神津善行「妻・中村メイコを大晦日に見送って1年。茅ヶ崎での出来事は、今も謎のまま」
◆義父に代わって保護者役に それからしばらくたって、徐々に二人の距離が縮まっていき、結婚することに。彼女が23歳、僕が25歳の時です。仲人は徳川夢声さんにお願いしました。 結婚する前に、向こうの両親からこう言われました。 メイコは一人っ子で、東京にまったく親類もいない。将来お墓を託せるのはあなたしかいないから、養子に来てくれるか、と。でもわが家も、二人の兄は特攻隊として出征して戦死し、男子で生き残ったのは僕だけだったので、養子の話はお断りしました。 親父さんは、こうも言いました。娘は小学校もろくに行っていないし、教育は全部、自分がした。たとえば偉い政治家と対談する時は、何を質問したらいいかを考えて資料を用意するのも自分だった。「結婚したら、それを君がやってくれないと、メイコは困るよ」。 彼女は、自分の父親が作ってくれた中村メイコ像を一生懸命守ろうとしていたようでした。そして僕も、それに協力したつもりです。何かにつけ「これ、どういうこと?」とよく聞かれ、僕なりに説明するようにしていました。本当に何から何まで頼ってくれ、その素直さが、とてもかわいかったんです。 それにしても、本当にすごい人だと思います。子役から始めて、時の総理大臣の田中角栄さんとテレビで互角に話したりしていたんですから。そして人間的にすごく優しいんです。 地方ロケの場合を除いて、どんなに仕事が忙しくても、夜は家に戻って夕食を作っていました。そのエネルギーには頭が下がります。 ただ、忙しいと手を抜かざるをえないので、鮭の塩焼き1切れでご飯3杯食べてくれ、みたいな時もありましたけどね(笑)。だからキムチを常備して、こっそり出してきて食べたりしていました。

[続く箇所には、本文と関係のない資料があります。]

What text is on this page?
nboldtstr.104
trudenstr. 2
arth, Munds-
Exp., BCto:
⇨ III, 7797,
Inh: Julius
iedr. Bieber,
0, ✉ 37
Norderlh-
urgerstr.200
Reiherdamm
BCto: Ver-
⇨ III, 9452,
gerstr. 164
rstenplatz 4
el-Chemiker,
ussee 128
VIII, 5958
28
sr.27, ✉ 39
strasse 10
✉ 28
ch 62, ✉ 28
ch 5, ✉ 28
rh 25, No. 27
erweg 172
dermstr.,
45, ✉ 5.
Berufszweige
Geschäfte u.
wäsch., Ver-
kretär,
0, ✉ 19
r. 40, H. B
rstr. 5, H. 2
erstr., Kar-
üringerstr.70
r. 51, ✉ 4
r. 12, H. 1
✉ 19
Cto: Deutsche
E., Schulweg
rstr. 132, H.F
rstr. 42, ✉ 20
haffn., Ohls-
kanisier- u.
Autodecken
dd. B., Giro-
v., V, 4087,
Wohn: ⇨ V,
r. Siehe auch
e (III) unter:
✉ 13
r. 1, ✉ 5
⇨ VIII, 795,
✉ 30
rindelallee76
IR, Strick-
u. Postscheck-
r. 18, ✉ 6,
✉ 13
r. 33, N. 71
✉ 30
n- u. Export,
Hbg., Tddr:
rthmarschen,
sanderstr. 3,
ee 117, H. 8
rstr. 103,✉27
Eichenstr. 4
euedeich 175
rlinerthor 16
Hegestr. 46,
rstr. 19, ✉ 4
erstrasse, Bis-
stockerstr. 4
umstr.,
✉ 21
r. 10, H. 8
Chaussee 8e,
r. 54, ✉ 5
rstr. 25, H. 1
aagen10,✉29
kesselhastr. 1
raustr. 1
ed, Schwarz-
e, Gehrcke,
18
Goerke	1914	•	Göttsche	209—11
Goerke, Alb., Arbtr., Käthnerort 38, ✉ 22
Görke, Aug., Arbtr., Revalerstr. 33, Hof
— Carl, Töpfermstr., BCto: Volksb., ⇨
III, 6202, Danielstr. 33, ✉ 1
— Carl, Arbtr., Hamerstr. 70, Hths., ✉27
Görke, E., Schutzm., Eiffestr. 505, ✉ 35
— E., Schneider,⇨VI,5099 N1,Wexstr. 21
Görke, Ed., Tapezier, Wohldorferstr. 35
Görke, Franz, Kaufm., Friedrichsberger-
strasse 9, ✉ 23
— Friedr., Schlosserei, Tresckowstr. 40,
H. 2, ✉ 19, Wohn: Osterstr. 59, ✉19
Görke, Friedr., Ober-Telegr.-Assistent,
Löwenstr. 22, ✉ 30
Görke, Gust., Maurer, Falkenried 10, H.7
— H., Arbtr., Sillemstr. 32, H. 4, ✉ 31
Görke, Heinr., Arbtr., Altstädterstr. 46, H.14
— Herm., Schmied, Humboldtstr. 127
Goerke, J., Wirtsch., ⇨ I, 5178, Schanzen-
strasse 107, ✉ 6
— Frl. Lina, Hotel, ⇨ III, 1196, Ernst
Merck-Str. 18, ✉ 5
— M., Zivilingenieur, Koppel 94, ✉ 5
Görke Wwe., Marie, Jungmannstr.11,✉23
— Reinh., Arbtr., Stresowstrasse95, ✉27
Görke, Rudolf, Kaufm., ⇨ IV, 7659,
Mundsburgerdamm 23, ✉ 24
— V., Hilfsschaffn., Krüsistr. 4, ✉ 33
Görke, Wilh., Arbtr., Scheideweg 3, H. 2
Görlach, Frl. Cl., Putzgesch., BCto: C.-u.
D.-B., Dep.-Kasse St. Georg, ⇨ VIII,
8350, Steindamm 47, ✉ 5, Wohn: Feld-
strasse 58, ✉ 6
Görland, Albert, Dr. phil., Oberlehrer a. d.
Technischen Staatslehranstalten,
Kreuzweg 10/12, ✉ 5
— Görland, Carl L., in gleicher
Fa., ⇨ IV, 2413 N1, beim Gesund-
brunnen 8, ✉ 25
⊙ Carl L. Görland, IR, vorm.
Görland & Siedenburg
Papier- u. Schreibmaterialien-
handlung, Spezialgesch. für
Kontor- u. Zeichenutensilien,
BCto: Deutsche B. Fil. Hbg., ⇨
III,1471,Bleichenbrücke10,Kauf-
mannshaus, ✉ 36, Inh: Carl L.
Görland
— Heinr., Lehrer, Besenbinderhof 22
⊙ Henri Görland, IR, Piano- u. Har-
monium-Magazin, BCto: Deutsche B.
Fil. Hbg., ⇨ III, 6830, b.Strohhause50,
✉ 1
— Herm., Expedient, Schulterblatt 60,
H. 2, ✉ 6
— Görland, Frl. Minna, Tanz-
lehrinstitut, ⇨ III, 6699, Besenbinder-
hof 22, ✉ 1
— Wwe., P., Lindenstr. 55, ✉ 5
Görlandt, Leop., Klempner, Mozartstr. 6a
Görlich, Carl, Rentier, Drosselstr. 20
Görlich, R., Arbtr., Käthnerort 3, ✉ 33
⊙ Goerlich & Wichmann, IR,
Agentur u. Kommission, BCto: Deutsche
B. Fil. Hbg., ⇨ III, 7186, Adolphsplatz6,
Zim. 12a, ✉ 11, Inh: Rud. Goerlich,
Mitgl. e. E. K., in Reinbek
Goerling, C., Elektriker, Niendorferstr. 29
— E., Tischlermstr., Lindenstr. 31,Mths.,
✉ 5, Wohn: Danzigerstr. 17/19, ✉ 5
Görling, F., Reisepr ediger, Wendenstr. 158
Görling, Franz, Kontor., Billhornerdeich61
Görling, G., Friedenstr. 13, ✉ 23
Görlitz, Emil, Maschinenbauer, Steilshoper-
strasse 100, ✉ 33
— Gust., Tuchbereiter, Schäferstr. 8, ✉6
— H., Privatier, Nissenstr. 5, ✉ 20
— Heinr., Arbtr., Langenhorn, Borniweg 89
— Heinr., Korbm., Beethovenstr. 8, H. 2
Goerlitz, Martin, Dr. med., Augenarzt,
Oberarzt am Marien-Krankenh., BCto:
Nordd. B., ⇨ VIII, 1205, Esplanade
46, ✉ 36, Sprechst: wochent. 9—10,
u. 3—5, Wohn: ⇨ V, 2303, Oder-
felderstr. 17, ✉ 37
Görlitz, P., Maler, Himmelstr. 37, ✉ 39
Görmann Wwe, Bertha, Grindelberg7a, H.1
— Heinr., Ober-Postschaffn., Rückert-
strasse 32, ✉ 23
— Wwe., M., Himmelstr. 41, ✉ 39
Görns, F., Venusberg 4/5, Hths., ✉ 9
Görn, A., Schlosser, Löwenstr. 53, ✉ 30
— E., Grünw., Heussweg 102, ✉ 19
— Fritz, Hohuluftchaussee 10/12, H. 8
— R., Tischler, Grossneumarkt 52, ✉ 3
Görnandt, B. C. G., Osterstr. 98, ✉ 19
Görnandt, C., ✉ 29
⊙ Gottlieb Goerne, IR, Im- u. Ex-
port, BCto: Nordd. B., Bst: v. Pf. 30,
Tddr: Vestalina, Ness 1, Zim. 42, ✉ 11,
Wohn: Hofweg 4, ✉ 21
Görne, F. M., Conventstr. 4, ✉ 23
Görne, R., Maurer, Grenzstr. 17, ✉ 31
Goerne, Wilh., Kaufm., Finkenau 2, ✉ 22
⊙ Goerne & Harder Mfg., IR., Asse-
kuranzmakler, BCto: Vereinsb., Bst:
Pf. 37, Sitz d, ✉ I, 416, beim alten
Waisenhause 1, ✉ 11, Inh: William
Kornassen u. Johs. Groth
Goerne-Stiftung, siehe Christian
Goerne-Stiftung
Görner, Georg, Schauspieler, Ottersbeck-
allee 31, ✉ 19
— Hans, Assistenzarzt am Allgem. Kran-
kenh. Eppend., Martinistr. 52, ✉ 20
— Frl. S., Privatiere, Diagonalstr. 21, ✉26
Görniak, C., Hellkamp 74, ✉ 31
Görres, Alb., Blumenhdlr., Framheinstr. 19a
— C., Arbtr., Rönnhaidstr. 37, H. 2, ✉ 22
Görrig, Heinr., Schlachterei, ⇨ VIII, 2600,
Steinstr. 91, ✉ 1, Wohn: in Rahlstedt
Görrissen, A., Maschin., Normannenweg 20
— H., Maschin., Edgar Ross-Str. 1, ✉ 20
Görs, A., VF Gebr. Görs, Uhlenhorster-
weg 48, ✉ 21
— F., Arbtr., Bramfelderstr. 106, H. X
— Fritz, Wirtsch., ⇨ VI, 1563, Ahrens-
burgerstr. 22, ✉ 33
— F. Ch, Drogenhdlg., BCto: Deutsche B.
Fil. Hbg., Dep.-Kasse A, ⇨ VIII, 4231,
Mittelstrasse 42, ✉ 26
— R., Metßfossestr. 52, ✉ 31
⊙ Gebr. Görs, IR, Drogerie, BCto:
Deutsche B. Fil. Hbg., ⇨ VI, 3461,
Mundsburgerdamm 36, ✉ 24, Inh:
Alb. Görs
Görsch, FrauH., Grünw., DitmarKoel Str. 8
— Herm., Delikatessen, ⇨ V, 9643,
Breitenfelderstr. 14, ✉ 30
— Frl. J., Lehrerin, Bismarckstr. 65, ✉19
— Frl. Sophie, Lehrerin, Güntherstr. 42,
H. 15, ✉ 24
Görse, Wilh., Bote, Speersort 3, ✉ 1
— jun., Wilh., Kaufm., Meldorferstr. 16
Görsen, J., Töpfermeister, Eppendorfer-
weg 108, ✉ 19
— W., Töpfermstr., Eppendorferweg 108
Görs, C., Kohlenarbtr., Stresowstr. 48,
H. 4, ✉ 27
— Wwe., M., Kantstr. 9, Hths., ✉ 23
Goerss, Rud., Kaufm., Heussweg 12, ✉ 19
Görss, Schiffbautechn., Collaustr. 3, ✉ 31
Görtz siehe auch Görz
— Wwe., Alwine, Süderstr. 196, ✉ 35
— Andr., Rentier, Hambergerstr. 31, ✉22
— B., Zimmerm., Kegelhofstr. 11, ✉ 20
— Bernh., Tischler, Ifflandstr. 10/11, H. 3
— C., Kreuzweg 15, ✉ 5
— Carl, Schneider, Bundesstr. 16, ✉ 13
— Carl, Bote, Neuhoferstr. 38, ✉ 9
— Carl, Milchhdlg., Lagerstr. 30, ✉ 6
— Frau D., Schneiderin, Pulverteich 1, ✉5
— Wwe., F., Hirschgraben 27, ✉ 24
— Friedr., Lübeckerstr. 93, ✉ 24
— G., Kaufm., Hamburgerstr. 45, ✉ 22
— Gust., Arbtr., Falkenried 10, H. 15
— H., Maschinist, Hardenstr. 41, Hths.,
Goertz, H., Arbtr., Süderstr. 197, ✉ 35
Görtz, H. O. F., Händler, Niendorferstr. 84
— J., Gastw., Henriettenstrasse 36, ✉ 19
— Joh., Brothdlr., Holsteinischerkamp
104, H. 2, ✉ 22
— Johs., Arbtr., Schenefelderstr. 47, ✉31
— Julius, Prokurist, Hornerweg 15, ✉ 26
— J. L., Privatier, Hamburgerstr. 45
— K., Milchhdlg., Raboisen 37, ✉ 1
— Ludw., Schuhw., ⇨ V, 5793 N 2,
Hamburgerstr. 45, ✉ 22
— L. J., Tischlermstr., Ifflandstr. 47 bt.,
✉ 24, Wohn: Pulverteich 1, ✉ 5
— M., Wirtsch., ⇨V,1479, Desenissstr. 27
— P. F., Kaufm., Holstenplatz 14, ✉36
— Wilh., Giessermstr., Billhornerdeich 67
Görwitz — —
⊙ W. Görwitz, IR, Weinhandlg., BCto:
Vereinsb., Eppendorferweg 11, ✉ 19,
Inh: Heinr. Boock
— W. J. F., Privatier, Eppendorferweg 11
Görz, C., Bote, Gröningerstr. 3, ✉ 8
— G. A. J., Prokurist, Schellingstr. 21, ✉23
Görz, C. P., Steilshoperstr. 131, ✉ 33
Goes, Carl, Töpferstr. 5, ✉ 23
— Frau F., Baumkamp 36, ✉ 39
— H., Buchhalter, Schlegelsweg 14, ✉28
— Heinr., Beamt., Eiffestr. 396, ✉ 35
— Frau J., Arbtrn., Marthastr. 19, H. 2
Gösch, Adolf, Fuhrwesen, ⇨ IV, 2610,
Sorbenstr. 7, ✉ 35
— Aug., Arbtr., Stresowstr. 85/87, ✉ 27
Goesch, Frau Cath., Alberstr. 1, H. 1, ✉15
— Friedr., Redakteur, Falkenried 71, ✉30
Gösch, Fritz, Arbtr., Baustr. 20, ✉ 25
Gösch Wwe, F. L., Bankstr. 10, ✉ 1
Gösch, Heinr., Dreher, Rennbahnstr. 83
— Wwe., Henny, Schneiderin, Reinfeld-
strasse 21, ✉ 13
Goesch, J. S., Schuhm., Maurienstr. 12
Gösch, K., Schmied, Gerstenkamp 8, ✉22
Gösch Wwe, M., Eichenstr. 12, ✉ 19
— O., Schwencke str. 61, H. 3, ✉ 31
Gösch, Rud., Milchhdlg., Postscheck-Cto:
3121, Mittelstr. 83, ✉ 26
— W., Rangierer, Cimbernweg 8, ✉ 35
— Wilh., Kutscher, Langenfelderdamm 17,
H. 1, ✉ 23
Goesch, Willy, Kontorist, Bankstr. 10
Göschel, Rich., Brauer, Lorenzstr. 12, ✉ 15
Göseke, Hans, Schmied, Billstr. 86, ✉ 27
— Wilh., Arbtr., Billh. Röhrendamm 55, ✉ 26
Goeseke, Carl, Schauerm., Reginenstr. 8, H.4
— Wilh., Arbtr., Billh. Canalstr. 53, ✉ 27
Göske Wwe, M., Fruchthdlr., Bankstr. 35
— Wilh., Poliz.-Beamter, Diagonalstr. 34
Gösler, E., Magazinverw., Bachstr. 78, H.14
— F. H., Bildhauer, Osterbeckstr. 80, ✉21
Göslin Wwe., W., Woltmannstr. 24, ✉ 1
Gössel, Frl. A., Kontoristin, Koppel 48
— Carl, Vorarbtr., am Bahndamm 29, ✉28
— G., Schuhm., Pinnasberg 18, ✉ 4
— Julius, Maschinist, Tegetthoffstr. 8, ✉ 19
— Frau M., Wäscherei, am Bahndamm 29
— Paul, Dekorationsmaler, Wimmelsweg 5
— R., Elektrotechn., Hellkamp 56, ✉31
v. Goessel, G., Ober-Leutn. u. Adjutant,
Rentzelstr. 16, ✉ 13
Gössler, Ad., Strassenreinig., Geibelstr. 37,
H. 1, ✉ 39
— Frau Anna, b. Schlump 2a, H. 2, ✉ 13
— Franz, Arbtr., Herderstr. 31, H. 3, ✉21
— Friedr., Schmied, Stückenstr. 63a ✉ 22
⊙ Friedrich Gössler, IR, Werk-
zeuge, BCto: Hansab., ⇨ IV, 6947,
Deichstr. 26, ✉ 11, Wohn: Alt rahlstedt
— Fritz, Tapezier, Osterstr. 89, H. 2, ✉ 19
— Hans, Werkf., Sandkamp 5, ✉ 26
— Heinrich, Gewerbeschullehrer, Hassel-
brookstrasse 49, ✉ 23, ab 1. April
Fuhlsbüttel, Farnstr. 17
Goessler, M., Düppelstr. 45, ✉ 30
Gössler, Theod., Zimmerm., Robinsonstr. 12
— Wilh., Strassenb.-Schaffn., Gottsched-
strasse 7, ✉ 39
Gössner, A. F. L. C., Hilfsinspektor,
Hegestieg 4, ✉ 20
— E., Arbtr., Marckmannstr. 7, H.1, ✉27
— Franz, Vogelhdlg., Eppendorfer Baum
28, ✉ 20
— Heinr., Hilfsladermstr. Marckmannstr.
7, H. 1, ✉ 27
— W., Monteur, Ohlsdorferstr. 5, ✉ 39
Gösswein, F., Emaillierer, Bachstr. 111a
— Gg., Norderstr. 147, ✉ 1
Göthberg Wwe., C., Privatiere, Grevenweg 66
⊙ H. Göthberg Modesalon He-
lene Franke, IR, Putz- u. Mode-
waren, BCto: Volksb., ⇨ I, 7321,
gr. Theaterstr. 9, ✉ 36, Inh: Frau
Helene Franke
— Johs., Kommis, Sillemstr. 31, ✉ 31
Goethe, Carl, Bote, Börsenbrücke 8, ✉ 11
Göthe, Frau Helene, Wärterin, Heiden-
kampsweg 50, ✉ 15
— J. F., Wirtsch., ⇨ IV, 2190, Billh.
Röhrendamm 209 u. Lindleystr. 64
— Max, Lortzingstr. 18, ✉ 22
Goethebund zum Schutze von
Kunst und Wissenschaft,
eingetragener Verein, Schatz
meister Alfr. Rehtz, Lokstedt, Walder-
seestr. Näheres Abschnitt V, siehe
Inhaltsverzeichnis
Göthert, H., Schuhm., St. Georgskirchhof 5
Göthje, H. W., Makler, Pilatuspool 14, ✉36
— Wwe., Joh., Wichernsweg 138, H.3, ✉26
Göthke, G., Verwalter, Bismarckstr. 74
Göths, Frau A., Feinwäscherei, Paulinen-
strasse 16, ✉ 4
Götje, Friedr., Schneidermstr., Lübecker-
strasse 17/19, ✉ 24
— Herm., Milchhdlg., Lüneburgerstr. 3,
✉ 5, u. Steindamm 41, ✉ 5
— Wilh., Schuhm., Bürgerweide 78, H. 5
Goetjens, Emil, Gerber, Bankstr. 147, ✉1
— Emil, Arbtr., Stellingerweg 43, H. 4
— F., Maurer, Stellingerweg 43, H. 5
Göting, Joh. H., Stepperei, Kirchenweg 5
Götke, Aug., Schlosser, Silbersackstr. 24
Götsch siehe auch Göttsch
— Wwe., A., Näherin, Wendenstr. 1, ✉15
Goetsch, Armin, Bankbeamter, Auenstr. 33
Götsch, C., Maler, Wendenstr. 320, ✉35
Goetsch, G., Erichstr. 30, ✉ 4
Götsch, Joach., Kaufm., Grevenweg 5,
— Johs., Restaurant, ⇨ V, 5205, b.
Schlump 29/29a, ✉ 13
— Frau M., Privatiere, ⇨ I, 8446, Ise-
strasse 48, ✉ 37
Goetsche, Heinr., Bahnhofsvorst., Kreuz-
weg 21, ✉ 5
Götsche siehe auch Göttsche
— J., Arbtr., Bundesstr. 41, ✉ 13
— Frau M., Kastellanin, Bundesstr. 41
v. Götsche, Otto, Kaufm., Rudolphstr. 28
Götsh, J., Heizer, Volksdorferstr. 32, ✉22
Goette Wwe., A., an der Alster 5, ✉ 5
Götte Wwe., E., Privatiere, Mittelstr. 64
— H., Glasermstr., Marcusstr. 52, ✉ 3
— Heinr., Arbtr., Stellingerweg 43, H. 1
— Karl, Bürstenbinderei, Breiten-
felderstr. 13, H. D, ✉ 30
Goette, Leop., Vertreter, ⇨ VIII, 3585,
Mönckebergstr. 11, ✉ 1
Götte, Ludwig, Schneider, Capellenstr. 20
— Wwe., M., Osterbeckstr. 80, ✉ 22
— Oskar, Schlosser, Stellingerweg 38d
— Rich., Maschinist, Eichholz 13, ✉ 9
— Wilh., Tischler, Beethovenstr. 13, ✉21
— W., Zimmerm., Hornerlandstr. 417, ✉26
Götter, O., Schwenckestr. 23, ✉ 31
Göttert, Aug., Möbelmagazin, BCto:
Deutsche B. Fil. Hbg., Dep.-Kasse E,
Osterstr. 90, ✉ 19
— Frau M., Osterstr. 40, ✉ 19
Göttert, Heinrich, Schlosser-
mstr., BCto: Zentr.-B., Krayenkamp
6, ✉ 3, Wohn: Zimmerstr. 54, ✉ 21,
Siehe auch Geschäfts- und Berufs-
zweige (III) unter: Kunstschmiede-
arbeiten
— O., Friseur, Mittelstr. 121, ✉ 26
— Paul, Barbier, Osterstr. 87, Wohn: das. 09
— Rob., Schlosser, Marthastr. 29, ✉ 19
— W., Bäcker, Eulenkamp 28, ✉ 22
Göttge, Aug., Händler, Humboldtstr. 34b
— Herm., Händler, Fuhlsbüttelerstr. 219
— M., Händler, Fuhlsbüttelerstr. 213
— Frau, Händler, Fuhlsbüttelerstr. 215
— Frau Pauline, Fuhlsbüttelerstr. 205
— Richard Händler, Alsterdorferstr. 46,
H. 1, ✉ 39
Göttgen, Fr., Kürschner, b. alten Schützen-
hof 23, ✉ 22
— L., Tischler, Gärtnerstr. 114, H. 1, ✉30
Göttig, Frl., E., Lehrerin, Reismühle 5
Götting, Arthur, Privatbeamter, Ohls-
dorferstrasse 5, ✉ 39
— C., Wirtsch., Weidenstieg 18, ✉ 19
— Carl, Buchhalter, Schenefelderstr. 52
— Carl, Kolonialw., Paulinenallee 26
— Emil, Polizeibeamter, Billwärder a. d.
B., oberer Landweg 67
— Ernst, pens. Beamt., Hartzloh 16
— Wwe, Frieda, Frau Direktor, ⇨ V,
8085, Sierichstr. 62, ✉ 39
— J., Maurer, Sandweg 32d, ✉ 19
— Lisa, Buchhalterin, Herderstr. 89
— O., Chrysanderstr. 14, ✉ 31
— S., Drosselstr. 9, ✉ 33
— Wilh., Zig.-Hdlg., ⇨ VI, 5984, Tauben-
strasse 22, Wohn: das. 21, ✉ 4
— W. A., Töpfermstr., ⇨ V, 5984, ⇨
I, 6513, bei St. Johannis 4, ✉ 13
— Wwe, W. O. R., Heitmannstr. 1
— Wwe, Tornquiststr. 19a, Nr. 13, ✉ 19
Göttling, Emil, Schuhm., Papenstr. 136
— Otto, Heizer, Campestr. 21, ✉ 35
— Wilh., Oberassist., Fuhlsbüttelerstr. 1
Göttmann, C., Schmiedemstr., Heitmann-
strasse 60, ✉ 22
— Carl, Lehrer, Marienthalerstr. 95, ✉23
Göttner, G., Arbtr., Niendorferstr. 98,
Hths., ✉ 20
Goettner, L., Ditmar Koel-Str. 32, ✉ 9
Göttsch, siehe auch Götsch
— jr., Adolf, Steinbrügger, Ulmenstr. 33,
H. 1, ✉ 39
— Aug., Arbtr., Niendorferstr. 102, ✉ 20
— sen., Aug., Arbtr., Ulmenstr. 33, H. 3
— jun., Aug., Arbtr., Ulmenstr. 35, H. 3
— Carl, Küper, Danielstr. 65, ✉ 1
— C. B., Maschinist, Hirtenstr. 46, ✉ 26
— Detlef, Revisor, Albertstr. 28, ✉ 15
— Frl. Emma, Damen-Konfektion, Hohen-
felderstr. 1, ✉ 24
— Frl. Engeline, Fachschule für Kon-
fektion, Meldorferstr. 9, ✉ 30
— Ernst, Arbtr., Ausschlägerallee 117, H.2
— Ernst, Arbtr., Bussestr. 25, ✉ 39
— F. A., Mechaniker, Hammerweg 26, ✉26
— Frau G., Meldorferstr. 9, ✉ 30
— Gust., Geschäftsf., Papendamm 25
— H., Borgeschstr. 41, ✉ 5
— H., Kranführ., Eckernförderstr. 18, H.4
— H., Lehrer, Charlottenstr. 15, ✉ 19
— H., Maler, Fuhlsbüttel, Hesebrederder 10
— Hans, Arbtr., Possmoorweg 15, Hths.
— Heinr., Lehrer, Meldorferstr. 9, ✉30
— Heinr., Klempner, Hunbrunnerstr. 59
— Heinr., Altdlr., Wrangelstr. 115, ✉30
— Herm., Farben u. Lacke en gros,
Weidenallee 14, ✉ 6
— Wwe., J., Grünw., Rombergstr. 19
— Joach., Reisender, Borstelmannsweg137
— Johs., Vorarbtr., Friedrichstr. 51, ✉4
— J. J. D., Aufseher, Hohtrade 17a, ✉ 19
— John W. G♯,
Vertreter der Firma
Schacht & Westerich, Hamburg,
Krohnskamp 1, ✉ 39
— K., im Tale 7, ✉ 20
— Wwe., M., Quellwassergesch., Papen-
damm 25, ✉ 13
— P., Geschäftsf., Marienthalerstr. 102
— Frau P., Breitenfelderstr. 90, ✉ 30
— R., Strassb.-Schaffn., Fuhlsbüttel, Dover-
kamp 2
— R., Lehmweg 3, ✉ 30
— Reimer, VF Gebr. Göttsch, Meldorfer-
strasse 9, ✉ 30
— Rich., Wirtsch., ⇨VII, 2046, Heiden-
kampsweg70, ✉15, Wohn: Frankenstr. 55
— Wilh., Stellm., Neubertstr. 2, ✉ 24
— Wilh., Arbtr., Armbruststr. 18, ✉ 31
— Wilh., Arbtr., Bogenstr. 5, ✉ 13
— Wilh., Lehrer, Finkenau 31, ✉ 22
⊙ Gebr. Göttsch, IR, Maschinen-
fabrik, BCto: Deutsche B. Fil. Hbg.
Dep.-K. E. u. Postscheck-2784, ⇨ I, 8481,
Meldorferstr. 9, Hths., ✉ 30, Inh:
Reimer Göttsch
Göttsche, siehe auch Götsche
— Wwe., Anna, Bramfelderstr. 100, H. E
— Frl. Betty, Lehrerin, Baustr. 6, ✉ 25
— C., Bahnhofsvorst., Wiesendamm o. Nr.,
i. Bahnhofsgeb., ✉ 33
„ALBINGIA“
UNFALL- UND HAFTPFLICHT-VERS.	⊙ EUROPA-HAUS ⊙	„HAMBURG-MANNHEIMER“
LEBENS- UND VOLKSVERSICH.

娘たちのお弁当も、張り切って作っていましたよ。ただ、ちょっと感覚がずれているというか(笑)。長女のカンナはお茶漬けが好きなので、魔法瓶にお茶漬け用のお茶を入れて、ご飯に鮭をのせて、お茶漬けにして食べろとか――。学校で浮いていたみたいです。(笑) とにかく娘が大好きで、比較的家で仕事をすることも多くなっていた僕に娘を取られたくないという気持ちもあったのでしょう。娘たちに対しては、本当に一生懸命でしたね。 今の時代では許されないでしょうけれど、娘たちが高校生の頃から、娘の友だちも連れて飲みに行ったり。そんな豪快な面もありました。 亡くなる2年前に大腿骨を骨折してからは、ますます僕を頼るようになっていって。お互い高齢になったので、どちらが先に死ぬか、といった話題もよく出ましたが、「私は何もできないから、あなたが先に逝っちゃうと困る。1日でもいいから後で死んでね」とよく言っていました。 それでいて、「あの世に行って一人でポチポチ歩いていっても、どっちに向かっていけばいいのか、どこで何を聞けばいいのかもさっぱりわからないから、どうなっているのか調べてきて」なんてことも言う。調べてきてと言われても、困るんだけどねぇ。(笑) だから「誰か見つけて『困ってるんです』と言ったら、きっと一緒に行ってくれるよ。僕もすぐ行くから、心配ないよ」などと、なだめていました。 そんなこともあったので、お別れの会の時も、思わず「メイコさんがこれから天国に無事に着けるか心配だ」とお別れのメッセージを述べたわけです。